Some rulesets ignore the matter completely. Some will tell you under what circumstances your character can drown. Some will even give a method for determining how fast he can swim. Most have magicks that will allow you to breathe under water and so not have to worry about drowning (at least, not until the magic runs out).
Here, though, is a considered analysis of how to handle aquatic activities, more or less irrespective of ruleset (although it's best for a D20 system of some kind). It's assumed that you have a rating in Constitution and in Strength, and takes it from there.
First of all, most folks are assumed to be able to swim. At least a bit. Throughout the analysis, the focus is on a 'trained' swimmer - someone who has (if the system allows) ranks in a Swimming skill.
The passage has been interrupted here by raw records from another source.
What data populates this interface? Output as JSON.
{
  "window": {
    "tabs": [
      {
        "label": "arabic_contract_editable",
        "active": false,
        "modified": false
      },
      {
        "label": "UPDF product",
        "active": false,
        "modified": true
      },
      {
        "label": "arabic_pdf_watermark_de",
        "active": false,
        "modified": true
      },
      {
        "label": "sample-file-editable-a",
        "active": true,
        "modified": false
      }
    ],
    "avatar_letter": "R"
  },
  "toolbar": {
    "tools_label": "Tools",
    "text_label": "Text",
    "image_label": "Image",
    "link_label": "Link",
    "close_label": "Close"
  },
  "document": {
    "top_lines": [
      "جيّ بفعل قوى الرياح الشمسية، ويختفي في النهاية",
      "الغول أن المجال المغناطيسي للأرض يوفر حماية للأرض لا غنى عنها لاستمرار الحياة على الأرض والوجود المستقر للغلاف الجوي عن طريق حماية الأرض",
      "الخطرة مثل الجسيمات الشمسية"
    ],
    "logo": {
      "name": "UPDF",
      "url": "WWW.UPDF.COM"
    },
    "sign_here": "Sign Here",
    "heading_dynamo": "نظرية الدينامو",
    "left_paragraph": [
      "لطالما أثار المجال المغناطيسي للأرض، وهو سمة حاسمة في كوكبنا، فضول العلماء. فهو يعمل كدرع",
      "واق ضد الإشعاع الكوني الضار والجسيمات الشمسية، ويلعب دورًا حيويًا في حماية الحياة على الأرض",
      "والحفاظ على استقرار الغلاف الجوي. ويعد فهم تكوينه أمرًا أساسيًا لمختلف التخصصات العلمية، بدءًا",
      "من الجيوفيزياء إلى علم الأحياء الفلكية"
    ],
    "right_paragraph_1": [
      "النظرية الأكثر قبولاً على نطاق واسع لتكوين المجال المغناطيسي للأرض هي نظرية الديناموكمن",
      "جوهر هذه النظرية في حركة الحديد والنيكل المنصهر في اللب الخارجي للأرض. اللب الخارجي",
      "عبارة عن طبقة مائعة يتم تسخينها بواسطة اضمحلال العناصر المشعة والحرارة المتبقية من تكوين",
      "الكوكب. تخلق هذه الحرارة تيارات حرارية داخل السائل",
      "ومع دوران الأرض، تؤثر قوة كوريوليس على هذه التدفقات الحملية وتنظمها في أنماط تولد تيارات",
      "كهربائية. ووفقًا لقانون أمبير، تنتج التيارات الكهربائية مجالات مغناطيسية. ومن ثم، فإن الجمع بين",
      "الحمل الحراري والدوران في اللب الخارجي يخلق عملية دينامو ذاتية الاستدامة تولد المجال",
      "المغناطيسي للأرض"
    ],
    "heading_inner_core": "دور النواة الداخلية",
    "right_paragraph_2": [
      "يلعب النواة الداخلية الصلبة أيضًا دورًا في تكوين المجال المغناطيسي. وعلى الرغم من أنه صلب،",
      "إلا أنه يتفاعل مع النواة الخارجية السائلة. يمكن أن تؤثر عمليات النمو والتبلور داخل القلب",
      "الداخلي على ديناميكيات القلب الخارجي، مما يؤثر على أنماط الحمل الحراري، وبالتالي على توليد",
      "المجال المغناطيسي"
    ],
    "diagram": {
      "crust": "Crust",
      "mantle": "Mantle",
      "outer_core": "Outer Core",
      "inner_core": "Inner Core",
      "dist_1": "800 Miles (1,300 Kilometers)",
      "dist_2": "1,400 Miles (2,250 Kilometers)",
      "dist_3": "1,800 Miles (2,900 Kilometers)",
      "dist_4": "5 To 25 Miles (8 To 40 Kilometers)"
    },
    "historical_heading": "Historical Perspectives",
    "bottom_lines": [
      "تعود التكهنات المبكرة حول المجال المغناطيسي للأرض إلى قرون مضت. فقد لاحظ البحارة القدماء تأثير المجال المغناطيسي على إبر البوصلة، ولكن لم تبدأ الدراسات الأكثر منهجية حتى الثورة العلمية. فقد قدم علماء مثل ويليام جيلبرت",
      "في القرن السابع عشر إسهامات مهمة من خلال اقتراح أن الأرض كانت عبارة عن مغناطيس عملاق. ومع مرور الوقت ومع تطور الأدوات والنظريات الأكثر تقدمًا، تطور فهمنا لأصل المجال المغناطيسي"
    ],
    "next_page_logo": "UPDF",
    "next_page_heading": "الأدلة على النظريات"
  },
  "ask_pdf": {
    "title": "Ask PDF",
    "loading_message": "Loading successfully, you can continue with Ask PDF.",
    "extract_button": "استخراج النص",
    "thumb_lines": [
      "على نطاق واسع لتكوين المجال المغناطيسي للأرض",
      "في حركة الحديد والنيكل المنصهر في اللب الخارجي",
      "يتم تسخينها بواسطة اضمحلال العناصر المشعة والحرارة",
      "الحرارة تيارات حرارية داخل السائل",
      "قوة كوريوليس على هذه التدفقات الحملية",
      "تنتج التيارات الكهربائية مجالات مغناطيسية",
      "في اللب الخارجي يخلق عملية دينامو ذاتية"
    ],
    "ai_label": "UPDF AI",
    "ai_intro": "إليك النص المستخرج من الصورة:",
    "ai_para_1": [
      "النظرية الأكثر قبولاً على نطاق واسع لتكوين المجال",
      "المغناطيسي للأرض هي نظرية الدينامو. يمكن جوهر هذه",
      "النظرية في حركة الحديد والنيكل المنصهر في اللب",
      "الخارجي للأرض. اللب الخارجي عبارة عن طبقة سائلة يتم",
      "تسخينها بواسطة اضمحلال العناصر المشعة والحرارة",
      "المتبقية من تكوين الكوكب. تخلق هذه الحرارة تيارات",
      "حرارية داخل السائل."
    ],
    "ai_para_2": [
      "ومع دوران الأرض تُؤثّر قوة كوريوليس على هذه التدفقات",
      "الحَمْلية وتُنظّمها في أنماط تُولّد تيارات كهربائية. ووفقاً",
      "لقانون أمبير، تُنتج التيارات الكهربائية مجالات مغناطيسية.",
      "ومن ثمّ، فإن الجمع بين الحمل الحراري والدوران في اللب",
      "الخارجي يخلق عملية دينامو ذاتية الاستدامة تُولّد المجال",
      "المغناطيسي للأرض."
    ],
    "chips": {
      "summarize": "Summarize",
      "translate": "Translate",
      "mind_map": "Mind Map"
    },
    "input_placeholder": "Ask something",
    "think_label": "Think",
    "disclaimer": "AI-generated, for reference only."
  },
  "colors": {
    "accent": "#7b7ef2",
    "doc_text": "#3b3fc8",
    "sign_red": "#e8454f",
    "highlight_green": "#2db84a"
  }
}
Everyone can swim a bit, though, so footnotes handle the untrained swimmers.
Next, the speed at which you swim is discussed. A trained swimmer can, at need (say, during combat) swim reasonably fast but for relatively short periods of time. Underwater movement in other settings will vary: underground or otherwise cluttered places, or when intending to swim long distance - you will not be going full pelt. This is all for unencumbered swimming - but when did you last see an adventurer in his Speedos? To deal with that, there's a table to show the effects of swimming under load.
Then comes the question of getting tired. You can walk for an hour without getting too tired, if you are in reasonable shape... but swimming for an hour is going to be noticeable. This leads on to what happens when a swimmer gets tired, covering treading water, holding your breath and... yes, drowning.
Despite disclaimers about going for playability rather than realism, this has captured most of the niceties of aquatic exploits quite well, and unless you have a troop of Navy SEALs for a party should cover at least casual waterborne activities as an addendum to your chosen ruleset.